Iran’s first ‘modern university’ reopens to visitors

January 1, 2020 - 18:59

TEHRAN – The 19th-century madrasa of Dar ul-Funun in Tehran, known as Iran’s first modern university, has reopened doors to visitors while undergoing restoration work.

The center was opened by Mirza Taqi Khan Farahani (1807-1852), who was nicknamed ‘Amir Kabir’ who was chancellor under Naser al-Din Shah Qajar, appearing to be one of the most capable and innovative figures in the whole Qajar period.

“This historic school is a symbol for commencement of modern educational system in the country, and (now) all cultural and municipal bodies should work together in order to complete restoring it as soon as possible,” IRIB quoted Tehran province’s tourism chief Parham Janfeshan as saying on Tuesday.

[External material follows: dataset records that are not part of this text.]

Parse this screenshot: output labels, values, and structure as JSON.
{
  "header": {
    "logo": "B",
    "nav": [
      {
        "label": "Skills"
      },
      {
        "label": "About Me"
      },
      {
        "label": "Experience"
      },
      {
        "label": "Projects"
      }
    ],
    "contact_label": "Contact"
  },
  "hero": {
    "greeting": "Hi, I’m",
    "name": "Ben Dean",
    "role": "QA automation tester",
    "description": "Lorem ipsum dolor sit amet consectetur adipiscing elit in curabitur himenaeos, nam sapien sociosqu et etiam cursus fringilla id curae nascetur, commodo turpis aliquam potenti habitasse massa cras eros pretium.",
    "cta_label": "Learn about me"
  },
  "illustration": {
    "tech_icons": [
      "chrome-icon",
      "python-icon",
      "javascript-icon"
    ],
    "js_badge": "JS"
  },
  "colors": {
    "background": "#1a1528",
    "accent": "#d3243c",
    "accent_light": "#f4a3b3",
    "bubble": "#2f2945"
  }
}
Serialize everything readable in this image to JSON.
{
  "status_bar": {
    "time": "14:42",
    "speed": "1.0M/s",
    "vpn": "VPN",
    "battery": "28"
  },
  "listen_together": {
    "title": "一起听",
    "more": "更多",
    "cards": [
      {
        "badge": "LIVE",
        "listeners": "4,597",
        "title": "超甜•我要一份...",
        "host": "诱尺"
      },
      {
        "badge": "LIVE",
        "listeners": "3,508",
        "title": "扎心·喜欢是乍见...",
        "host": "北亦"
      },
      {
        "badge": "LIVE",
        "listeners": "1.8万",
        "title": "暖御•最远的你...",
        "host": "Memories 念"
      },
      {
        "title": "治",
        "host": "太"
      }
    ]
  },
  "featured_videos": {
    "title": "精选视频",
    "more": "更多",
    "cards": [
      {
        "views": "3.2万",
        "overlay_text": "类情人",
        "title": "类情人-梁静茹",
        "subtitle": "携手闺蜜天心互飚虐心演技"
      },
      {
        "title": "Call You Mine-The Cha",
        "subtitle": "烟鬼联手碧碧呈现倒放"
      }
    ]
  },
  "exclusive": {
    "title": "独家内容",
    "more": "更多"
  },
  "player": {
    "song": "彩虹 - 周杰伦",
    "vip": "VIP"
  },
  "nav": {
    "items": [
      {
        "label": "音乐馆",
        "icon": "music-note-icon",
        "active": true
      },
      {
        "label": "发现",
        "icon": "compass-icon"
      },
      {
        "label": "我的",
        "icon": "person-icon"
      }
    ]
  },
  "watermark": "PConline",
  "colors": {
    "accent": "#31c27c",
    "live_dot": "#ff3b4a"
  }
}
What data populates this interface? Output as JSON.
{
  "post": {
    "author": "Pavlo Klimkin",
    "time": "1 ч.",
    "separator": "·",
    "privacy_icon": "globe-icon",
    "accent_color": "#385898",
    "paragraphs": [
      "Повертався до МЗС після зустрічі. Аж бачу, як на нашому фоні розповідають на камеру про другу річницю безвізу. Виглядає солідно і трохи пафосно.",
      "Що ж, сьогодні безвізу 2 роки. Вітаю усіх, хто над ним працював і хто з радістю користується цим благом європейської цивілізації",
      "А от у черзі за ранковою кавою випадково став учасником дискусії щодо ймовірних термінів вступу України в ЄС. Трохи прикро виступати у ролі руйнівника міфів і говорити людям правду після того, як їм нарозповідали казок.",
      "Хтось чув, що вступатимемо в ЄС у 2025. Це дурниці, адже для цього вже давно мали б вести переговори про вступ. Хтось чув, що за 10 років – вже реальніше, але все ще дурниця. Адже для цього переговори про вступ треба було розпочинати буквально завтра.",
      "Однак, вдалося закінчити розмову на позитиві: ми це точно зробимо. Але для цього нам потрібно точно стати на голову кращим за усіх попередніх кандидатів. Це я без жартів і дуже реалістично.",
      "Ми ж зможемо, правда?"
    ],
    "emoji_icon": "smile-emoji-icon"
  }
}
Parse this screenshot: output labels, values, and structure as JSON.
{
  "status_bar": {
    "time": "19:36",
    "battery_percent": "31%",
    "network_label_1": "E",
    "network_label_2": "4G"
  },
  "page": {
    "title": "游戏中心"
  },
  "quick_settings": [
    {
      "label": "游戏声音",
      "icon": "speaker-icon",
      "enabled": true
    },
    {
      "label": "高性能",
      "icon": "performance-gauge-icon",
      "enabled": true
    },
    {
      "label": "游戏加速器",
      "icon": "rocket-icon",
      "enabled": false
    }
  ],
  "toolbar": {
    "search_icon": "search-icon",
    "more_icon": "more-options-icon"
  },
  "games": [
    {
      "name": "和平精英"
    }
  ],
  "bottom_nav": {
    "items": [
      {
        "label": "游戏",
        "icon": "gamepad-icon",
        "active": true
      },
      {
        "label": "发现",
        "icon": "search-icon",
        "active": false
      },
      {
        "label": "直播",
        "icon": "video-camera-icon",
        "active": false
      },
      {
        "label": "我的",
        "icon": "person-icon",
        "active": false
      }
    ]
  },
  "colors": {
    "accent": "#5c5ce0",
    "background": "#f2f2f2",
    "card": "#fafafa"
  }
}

The Ministry of Education currently assumes ownership of the historical center which is a symbol for the start of modern education era in the country. It is located near the grand bazaar in downtown Tehran. 

The cultural heritage [department of Tehran] is ready to provide any technical and advisory support to the Ministry of Education to expedite Dar ul-Fonun’s restoration project, the official said.

“The history and identity of the educational system in Tehran is tied to Dar ul-Fonun school and to the name of Amir Kabir, which can be very appealing to domestic and foreign tourists and visitors.”

Travel agencies and tour operators may put visits to Dar ul-Fonun on their schedules, Janfeshan proposed. 

Established in 1851, Dar ul-Funun has an atmospheric garden that is hemmed by walls featuring Persian poetry inscribed on decorative tiles. Parts of the property have recently been handsomely restored with the aim of making it into a museum on education.

According to Encyclopedia Iranica, the number of students in its first year reflected an immediate popularity of Dar ul-Funun, with about 105 students enrolling in seven main subjects.